Алоиз сжал пальцами переносицу и остановился:
– Да ничего не делать. Ты все правильно сказал этому Отто: у него есть куратор, пусть через него и решает все вопросы. Айзенбаум и так зуб на тебя точит, если ты еще и его менторские навыки поставишь под вопрос…
– Да не собираюсь я ничего ставить под вопрос! Меня он не устраивал в тесном сотрудничестве со мной, понимаешь? Агнета…
– Кстати, об Агнете, – перебил его Алоиз. – Ты как-то умерь пыл. Слухи про вас уже поползли. Дескать, ты и махнул ее с Айзенбаумом местами по личным мотивам.
– Глупость какая, – пробормотал Готтфрид. – По личным… Разве может быть место личным мотивам на работе?
Он уже приготовился, что Алоиз опять припомнит фотокарточки, однако тот на удивление смолчал и остался серьезным.
– Это ты понимаешь, – горько проговорил он. – Не все придерживаются таких же принципов. И судят по себе. Это я к чему… Ты поаккуратнее, Готтфрид.
– Да а что я могу сделать? – он пожал плечами. – Только работать. Люди все равно будут болтать разное.
– Будут, – согласился Алоиз. – А ты держи в порядке отчеты. Их в любой момент могут проверить. К тебе теперь повышенное внимание.
– А когда было иначе? – усмехнулся Готтфрид. – Я, знаешь ли, привык. И к особенному отношению, и к повышенному вниманию. Жаль, не женскому.
Остаток рабочего дня не принес особенных сюрпризов: все шло по плану и даже слегка опережало его, что не могло не радовать Готтфрида – значит, он поставил реальные сроки. А сообщать начальству о перевыполнении плана всегда приятно. Айзенбаум исправно провел сверку реактивов и под конец дня принес Готтфриду соответствующий акт.
Им с Алоизом снова без проблем подписали удлинение рабочего дня на три часа: Готтфрид отчитался, что работа идет согласно плану, однако одна из гипотез требует дополнительной проверки, и на выяснение некоторых деталей для пересборки контура нужно дополнительное время.

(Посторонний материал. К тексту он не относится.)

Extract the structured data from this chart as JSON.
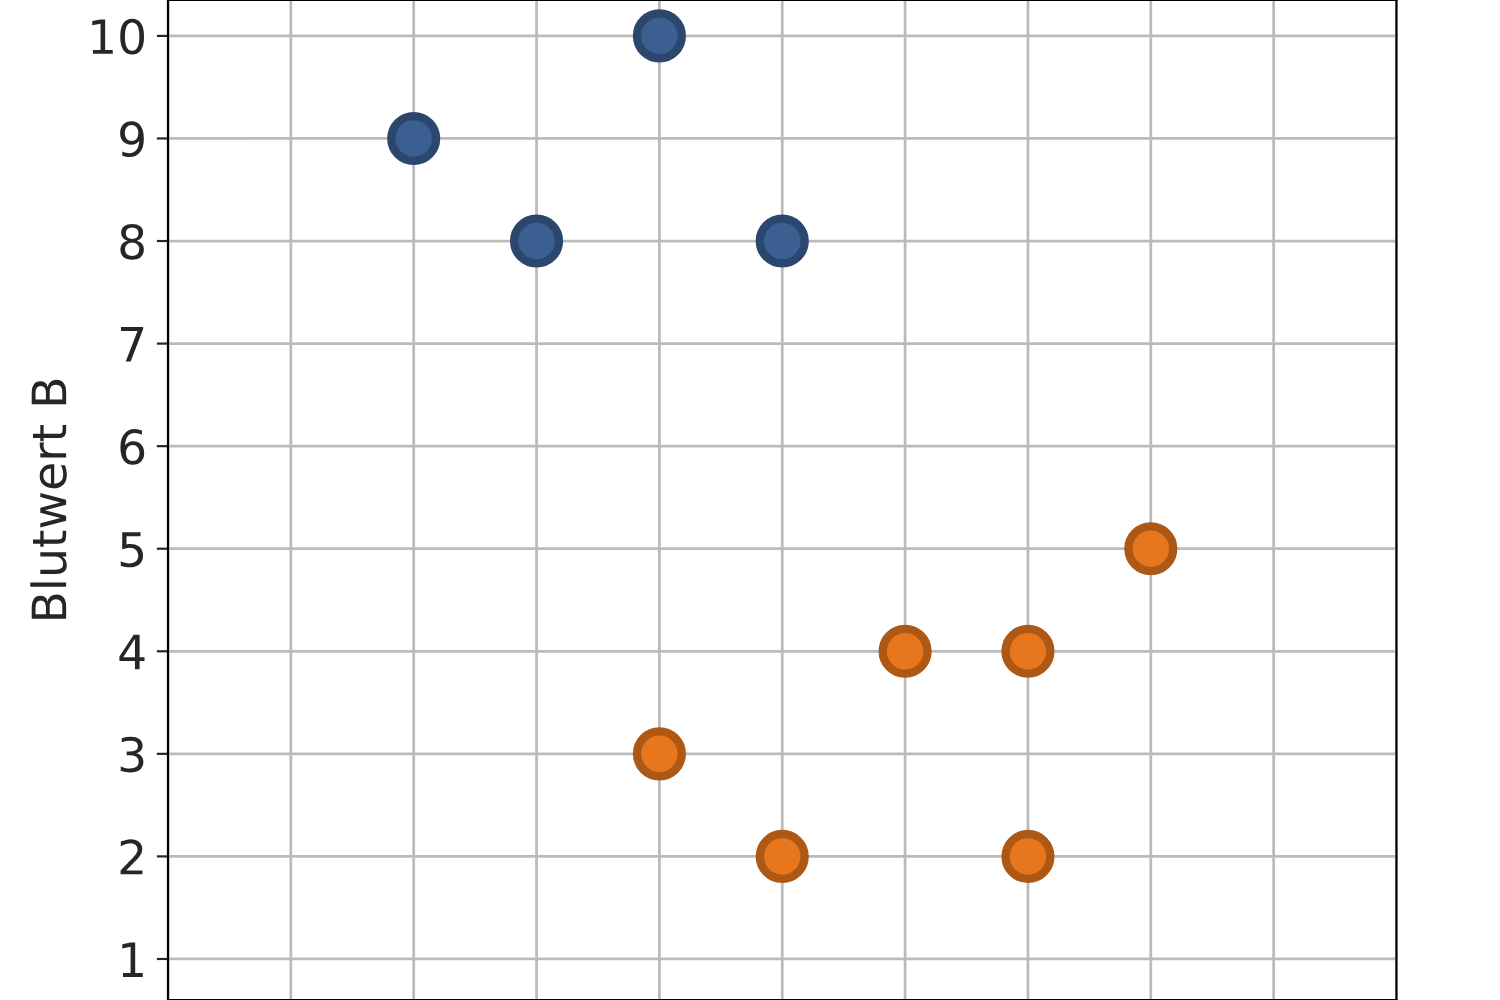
{
  "chart_data": {
    "type": "scatter",
    "ylabel": "Blutwert B",
    "categories": [
      null,
      null,
      null,
      null,
      null,
      null,
      null,
      null,
      null,
      null,
      null
    ],
    "series": [
      {
        "color": "#3b5f91",
        "values": [
          null,
          null,
          9,
          8,
          10,
          8,
          null,
          null,
          null,
          null,
          null
        ]
      },
      {
        "color": "#e8761c",
        "values": [
          null,
          null,
          null,
          null,
          3,
          2,
          4,
          4,
          5,
          null,
          null
        ]
      },
      {
        "color": "#e8761c",
        "values": [
          null,
          null,
          null,
          null,
          null,
          null,
          null,
          2,
          null,
          null,
          null
        ]
      }
    ],
    "ylim": [
      0.6,
      10.35
    ],
    "yticks": [
      1,
      2,
      3,
      4,
      5,
      6,
      7,
      8,
      9,
      10
    ],
    "grid": true,
    "marker": "circle",
    "tick_labels": "y"
  }
}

Когда они остались в лаборатории одни, Готтфрид снова направился в радбокс и вынул заветный дневник из кофра.
– Пломба обтрепалась, – недовольно заметил он. – Надо что-то с этим делать, Алоиз. Иначе нас прихватят за зад. И не отвертимся.
– Такой бумаги у меня в избытке. А вот печать будем переводить.
– Ты же сможешь? – недоверчиво спросил Готтфрид.
– Обижаешь! – возмутился Алоиз. – Такой навык не пропьешь, хотя, фюрер свидетель, я старался.
– Завтра?
– Так точно, – постановил Алоиз. – А пока давай читать дальше.
Дальше снова шли рассуждения о рецептуре антирадина в зависимости от изотопного состава. Судя по всему, Веберн и Айзенбаум-старшие немало копий переломали в спорах, но факт оставался фактом: достаточно обширный эксперимент, несмотря на все старания, поставить так и не удалось. Готтфрид ощутил какой-то трепет от прикосновения к таким тайнам и от того, что, похоже, они оказались невероятными везунчиками, что вообще выжили: то ли им попался правильный вариант антирадина, то ли что-то еще… Память услужливо подкидывала блеклые, точно со старой кинопленки картины: одни похороны, вторые… Многие ушли тогда, после Катастрофы. Кто-то раньше, кто-то позже. Кто-то скоропостижно и легко, кто-то – в жестоких мучениях, отвоевывая у смерти каждое мгновение в тяжелых боях.
Готтфрид посмотрел на Алоиза: как же им все-таки повезло. Может, потому, что они были детьми? Мальчишками, которым море по колено…
Он вспомнил, как вскоре после Катастрофы ушла его мать – заболела и сгорела в одночасье. За два месяца от веселой и жизнерадостной женщины осталась бледная тень. Анна-Мария Веберн почти перестала есть и пить, похудела и высохла, в последнюю неделю промучилась животом и рвотой, а потом не проснулась. Врач тогда сказал, что у нее совершенно переменились ткани желудка и соседних органов – рак сожрал их, не оставив шанса, в общем-то, еще совсем молодой женщине.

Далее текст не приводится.